Connectivity & Voice
Inspira Broadband
Inspira Leased Lines & EFM
Updates
  • Resolved
    Resolved

    As previously reported, the ultimate cause of the outage was a crash of an active switch in a virtual switch chassis at our Telehouse North PoP following the replacement of the failed standby switch. This is a procedure that we have carried out many times in the past and it has always been a hitless operation and is indeed documented as such. Following post-mortem analysis involving vendor TAC it has been concluded that the supervisor on the active switch must have entered a partially failed state when it switched over from standby to active after the switch failure the following week. Had this been visible to us in any way we would have scheduled the replacement work in an out-of-hours maintenance window. In light of this incident, we will of course plan to carry out replacements of this nature out of hours should we see any switch failures in these systems going forward.

    This particular switch chassis had an uptime of just over six and a half years prior to the outage last week. Despite this solid stability we are now planning to move away from these virtual switch systems as part of our planned network upgrades. This will see our network transition to a more modern and efficient spine-leaf architecture where the failure of a single device will have limited to no impact on service. These upgrades will see significant investment and will be rolled out to all PoPs within the next 1-2 years.

    All maintenance work at our THN PoP is now complete and its previous stability is being observed. Please accept our apologies again for the downtime witnessed.

  • Monitoring
    Update

    Apologies for the disruption experienced this afternoon. What should have been a straight forward replacement of failed hardware has not gone to plan. A series of unexpected issues have hampered our NOC, and this has caused knock-on service affecting issues. We are now taking these findings to Cisco TAC for review before any more works take place.

    We expect all services to remain stable.

    Further updates on any planned works will be shared in due course.

  • Monitoring
    Update

    We are aware of continued disruption at Telehouse North affecting some leased line and broadband connections. We will abandon further works today to try and restore stability. Apologies for this continued disruption.

  • Monitoring
    Monitoring

    When bringing the new replacement switch into service, as a standby, the primary device went into a panic state and rebooted. The reboot took longer than it should have as it automatically upgraded at the same time.

    Apologies, this was unexpected.

  • Resolved
    Resolved

    All affected NNI and associated circuits should now be restored.

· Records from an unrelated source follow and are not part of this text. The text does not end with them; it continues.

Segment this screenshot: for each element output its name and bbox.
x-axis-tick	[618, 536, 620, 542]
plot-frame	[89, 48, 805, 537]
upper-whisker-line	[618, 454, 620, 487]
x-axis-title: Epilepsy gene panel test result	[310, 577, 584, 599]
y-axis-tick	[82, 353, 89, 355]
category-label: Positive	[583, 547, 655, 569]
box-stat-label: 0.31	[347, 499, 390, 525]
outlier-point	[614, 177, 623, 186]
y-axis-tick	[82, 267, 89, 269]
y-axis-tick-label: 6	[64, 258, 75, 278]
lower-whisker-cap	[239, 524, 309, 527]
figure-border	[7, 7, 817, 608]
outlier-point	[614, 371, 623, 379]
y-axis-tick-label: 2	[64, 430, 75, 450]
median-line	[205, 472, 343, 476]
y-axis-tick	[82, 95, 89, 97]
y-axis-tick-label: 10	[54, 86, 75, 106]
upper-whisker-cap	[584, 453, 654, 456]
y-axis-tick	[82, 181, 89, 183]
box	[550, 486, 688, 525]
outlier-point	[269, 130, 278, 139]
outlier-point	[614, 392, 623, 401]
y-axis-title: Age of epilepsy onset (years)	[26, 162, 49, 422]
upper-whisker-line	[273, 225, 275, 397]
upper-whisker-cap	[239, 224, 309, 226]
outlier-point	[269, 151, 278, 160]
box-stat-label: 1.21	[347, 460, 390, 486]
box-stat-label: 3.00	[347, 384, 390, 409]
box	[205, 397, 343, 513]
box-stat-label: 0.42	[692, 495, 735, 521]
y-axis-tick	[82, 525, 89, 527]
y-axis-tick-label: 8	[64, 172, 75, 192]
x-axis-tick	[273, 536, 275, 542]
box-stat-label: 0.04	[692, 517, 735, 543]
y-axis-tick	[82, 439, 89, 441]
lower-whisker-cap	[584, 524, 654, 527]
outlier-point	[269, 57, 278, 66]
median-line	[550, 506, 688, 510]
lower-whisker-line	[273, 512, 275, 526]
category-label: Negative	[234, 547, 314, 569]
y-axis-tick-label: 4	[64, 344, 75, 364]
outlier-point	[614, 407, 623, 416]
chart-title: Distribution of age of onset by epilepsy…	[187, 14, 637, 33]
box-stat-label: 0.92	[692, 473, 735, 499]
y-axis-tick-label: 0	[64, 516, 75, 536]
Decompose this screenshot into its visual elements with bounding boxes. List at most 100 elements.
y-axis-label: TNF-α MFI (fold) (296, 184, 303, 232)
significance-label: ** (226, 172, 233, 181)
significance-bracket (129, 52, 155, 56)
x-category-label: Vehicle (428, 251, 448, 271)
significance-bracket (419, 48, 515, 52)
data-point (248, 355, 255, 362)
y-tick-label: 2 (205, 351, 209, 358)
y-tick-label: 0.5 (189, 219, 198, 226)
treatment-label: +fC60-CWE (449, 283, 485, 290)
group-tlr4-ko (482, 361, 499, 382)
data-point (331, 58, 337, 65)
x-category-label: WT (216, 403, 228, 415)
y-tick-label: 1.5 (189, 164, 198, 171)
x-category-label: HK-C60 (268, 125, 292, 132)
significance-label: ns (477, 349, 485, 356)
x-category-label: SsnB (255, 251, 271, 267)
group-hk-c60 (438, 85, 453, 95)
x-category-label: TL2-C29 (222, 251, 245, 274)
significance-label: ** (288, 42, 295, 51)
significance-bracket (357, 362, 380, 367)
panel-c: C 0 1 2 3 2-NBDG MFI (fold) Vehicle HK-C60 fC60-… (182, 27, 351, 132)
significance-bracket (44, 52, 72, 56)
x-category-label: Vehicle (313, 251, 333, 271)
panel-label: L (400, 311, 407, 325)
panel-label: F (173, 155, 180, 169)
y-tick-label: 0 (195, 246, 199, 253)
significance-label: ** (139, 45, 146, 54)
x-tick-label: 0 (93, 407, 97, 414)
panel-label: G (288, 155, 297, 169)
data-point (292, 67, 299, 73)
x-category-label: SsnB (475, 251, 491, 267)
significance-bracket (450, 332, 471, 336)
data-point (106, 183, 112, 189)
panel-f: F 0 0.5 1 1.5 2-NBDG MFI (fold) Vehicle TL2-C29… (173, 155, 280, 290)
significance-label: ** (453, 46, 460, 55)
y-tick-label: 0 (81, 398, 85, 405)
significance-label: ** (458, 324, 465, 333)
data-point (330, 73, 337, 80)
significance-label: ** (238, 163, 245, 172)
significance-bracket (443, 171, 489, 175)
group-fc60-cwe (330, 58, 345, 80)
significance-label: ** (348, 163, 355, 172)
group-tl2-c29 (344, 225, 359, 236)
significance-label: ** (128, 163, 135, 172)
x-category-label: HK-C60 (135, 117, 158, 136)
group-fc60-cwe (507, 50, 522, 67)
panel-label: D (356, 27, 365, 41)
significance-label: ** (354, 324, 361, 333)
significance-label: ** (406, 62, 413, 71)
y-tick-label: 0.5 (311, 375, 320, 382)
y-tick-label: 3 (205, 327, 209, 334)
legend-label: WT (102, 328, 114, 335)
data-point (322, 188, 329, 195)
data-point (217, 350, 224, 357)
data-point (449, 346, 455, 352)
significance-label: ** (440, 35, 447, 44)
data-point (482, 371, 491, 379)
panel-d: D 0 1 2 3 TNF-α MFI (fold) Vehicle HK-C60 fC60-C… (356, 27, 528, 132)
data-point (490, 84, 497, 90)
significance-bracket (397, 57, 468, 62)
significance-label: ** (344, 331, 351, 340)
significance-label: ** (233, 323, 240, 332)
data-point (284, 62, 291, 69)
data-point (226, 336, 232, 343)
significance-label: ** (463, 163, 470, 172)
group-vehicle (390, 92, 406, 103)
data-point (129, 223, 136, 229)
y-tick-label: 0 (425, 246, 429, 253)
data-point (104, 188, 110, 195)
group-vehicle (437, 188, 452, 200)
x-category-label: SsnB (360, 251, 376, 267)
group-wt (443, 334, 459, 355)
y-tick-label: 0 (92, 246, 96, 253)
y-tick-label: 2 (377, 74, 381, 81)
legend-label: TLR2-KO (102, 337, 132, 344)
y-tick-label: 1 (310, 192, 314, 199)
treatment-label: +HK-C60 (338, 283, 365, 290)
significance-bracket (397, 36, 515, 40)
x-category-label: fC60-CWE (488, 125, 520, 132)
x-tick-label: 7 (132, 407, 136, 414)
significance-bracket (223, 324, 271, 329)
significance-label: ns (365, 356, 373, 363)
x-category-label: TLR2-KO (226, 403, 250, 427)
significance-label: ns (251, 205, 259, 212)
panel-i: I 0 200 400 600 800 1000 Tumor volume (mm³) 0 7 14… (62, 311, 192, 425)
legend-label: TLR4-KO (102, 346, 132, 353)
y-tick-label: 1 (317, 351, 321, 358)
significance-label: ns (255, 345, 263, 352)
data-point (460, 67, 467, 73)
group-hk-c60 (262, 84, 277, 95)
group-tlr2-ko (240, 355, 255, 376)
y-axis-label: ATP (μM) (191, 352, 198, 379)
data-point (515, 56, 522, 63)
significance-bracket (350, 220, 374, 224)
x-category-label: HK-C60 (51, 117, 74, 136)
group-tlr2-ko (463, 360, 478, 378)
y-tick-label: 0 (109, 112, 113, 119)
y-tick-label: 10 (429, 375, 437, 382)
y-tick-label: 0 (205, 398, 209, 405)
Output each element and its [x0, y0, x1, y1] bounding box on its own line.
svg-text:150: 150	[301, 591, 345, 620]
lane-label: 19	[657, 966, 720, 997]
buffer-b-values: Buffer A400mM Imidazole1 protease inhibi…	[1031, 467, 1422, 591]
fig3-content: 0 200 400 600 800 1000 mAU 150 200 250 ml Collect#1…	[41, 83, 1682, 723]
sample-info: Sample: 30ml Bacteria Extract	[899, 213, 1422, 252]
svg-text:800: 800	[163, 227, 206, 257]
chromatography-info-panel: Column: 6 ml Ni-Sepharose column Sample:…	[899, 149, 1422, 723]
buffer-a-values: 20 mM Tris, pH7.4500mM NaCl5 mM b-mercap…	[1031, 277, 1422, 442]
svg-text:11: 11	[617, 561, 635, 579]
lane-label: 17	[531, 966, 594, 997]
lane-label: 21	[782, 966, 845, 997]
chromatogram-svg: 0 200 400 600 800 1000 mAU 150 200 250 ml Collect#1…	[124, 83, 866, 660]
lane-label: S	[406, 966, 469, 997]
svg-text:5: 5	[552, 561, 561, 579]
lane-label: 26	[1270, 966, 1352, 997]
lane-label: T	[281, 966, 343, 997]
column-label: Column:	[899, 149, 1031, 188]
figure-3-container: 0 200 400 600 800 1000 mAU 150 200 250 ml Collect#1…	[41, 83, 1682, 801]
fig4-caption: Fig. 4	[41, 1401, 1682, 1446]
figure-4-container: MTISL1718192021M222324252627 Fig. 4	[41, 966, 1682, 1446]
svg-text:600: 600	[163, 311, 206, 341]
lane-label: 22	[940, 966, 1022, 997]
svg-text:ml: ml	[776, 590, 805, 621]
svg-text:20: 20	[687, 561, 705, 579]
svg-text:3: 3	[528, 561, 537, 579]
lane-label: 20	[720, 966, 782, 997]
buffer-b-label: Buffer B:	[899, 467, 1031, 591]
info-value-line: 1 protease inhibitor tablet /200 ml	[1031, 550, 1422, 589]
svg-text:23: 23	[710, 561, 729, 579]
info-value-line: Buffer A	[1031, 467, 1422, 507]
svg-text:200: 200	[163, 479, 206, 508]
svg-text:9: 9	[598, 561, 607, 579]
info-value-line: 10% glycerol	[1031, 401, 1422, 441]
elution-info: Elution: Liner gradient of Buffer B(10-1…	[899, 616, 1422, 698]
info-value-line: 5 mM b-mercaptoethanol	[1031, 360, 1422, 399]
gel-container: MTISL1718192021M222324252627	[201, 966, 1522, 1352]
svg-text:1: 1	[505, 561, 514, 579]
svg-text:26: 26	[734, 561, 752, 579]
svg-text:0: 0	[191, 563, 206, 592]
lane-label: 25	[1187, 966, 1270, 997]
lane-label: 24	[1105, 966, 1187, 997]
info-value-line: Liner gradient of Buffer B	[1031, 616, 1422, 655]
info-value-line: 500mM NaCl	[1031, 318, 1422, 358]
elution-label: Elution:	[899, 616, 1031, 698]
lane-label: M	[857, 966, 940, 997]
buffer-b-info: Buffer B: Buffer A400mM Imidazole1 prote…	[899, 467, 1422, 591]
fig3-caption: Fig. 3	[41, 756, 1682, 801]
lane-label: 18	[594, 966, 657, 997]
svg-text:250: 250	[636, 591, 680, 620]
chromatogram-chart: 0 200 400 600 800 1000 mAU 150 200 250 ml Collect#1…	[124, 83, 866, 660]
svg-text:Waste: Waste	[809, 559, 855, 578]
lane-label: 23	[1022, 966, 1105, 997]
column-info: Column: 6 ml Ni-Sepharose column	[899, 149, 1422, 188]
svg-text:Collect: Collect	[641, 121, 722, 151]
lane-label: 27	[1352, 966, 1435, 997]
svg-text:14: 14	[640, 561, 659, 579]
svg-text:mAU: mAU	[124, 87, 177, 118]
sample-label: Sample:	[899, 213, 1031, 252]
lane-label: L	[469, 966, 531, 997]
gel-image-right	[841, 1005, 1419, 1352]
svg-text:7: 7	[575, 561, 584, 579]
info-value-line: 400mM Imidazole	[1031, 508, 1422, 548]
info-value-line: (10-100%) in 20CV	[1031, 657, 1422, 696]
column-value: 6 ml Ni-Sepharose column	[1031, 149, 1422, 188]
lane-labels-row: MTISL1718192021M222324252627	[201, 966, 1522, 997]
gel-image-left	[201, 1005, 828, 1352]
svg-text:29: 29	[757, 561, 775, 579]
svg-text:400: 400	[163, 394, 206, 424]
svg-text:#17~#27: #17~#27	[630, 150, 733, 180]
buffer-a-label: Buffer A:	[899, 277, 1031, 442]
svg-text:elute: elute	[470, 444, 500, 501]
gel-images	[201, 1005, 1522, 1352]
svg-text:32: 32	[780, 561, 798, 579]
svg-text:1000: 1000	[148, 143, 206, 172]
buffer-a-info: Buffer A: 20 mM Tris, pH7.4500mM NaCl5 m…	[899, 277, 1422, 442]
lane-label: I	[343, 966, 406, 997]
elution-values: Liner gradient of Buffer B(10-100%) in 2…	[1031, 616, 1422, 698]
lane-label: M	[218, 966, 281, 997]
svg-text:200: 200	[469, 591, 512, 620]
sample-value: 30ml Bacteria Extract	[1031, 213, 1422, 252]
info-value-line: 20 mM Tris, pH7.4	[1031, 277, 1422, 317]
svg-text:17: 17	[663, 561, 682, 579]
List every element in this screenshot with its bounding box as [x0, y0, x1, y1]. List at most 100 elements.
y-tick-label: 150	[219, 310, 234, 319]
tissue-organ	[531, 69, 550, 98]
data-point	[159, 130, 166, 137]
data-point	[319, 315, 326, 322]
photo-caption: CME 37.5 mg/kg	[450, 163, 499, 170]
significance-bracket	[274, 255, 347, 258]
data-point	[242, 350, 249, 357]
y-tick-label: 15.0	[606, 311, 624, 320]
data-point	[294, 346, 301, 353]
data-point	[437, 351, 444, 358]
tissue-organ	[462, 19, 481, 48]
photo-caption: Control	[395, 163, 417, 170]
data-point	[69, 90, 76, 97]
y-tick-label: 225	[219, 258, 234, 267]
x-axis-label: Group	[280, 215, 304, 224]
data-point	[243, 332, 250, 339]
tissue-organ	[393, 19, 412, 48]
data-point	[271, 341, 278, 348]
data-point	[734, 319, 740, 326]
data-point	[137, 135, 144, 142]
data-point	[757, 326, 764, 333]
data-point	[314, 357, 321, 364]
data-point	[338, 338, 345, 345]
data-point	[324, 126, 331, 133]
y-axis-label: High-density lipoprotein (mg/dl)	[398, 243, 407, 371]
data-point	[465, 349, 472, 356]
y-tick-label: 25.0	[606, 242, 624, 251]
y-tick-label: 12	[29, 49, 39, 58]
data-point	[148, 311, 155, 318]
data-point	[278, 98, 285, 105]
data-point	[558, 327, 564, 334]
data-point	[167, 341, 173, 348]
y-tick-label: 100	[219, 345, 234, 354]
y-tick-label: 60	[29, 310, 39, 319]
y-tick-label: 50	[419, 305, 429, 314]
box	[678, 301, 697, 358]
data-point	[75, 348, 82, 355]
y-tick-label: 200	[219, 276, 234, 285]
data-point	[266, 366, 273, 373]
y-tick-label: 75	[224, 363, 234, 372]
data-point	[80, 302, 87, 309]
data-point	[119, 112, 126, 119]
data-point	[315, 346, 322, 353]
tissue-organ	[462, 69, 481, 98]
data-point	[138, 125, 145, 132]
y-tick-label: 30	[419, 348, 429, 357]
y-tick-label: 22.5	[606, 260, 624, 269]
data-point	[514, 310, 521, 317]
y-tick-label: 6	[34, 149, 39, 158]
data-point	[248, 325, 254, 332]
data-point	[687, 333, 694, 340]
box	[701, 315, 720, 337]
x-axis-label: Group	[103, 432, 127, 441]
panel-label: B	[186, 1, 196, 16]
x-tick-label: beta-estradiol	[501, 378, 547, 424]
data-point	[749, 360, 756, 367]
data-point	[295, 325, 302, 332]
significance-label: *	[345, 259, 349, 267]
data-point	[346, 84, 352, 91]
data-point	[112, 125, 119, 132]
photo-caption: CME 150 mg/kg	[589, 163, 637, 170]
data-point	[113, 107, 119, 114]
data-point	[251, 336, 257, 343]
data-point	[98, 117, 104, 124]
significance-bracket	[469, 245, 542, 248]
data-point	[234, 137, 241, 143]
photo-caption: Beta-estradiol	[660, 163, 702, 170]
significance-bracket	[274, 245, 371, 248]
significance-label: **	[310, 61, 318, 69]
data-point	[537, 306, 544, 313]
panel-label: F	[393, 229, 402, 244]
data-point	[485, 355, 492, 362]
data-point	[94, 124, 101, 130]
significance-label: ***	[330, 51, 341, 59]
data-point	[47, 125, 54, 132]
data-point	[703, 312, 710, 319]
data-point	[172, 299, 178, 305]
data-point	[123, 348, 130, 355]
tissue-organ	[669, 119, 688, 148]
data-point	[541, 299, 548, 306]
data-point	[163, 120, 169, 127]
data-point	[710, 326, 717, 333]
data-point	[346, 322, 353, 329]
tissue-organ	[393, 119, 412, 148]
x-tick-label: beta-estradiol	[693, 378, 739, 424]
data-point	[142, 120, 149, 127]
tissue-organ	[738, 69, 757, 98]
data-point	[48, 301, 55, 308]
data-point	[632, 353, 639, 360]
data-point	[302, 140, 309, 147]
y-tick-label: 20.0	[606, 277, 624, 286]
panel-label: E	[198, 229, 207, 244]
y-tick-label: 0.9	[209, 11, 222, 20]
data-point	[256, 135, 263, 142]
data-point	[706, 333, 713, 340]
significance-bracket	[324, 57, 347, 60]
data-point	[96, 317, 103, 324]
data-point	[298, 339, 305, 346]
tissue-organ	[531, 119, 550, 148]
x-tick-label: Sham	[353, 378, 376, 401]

    There should be no need to action any changes on-site, connections should simply restore. If you continue to see disruption please raise individual faults against the circuits in question.

    Apologies for the disruption caused.

  • Identified
    Identified

    The cause of the issue is hardware failure. We have on-site hands moving the affected NNIs to another switch and we hope to get all circuits operational ASAP.

  • Investigating
    Update

    This is confirmed as impacting all carriers, not just BT Wholesale. Colt, Sky and TalkTalk are also impacted. The cause appears to be linked to our switches. NOC are investigating and we hope to have an update to share shortly. Apologies for the disruption this will cause.

  • Investigating
    Investigating

    We are investigating an issue impacting our BT Wholesale connectivity into Telehouse North. This will be impacting leased lines and may have had a temporary impact to broadband. As soon as we know more we will update this feed.